Dian datang ikut nimbrung duduk bersama kami. "Belum mulai test-mu, Hes?"

"Belum, sabar. Masih ada empat orang selain gue."

Gue sama Dian ngobrol bersama teman - teman baru. Nggak sengaja gue melihat Desta jalan ke kantin sama Sherin.

Udah gue duga, tuh cowok bakal kebawa Sherin juga. Gue pengen ke sana, ikut nimbrung sama Desta, tapi gimana lagi, gue belum dipanggil buat test. Bahkan , empat gadis lain yang seharusnya test setelah gue, dipanggil duluan.

Tiba - tiba senior menghampiri kami.

"Sudah penuh ya, cukup. Sisanya terima kasih, dan silahkan pilih ekstra lain."

Wah gue sengaja dieliminasi tanpa test. Tentu gue nggak terima.
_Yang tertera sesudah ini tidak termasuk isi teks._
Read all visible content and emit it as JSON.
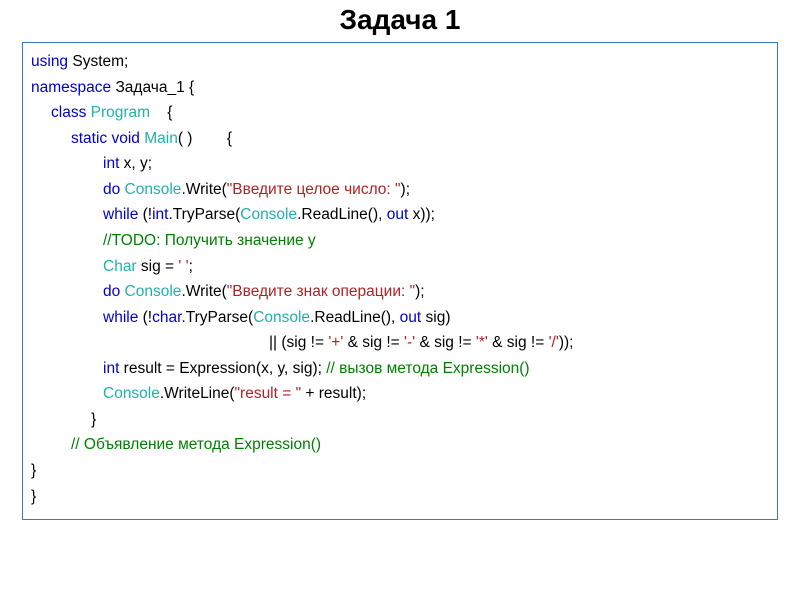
{
  "title": "Задача 1",
  "code": {
    "l1a": "using",
    "l1b": " System;",
    "l2a": "namespace",
    "l2b": " Задача_1 {",
    "l3a": "class",
    "l3b": " Program",
    "l3c": "    {",
    "l4a": "static",
    "l4b": " void",
    "l4c": " Main",
    "l4d": "( )        {",
    "l5a": "int",
    "l5b": " x, y;",
    "l6a": "do",
    "l6b": " Console",
    "l6c": ".Write(",
    "l6d": "\"Введите целое число: \"",
    "l6e": ");",
    "l7a": "while",
    "l7b": " (!",
    "l7c": "int",
    "l7d": ".TryParse(",
    "l7e": "Console",
    "l7f": ".ReadLine(), ",
    "l7g": "out",
    "l7h": " x));",
    "l8": "//TODO: Получить значение y",
    "l9a": "Char",
    "l9b": " sig = ",
    "l9c": "' '",
    "l9d": ";",
    "l10a": "do",
    "l10b": " Console",
    "l10c": ".Write(",
    "l10d": "\"Введите знак операции: \"",
    "l10e": ");",
    "l11a": "while",
    "l11b": " (!",
    "l11c": "char",
    "l11d": ".TryParse(",
    "l11e": "Console",
    "l11f": ".ReadLine(), ",
    "l11g": "out",
    "l11h": " sig)",
    "l12a": "|| (sig != ",
    "l12b": "'+'",
    "l12c": " & sig != ",
    "l12d": "'-'",
    "l12e": " & sig != ",
    "l12f": "'*'",
    "l12g": " & sig != ",
    "l12h": "'/'",
    "l12i": "));",
    "l13a": "int",
    "l13b": " result = Expression(x, y, sig); ",
    "l13c": "// вызов метода Expression()",
    "l14a": "Console",
    "l14b": ".WriteLine(",
    "l14c": "\"result = \"",
    "l14d": " + result);",
    "l15": "}",
    "l16": "// Объявление метода Expression()",
    "l17": "}",
    "l18": "}"
  }
}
"Kan waktu testnya masih lama?" Keluh gue.

"Iya nih, harusnya di test dulu kan?" sahut Dian.

Bagi gue basket bukan cuma kegiatan olah raga atau ekstra kurikuler. Gue punya cita cita menjadi pebasket profesional. Lah, kalau gagal masuk tim basket gegara hal sepele begini, ya tentu gue nggak terima.

Setelah cekcok cukup lama, tetap aja gagal untuk ikut test. Gue melihat Dhea bersedekap menyeringai puas memandang gue.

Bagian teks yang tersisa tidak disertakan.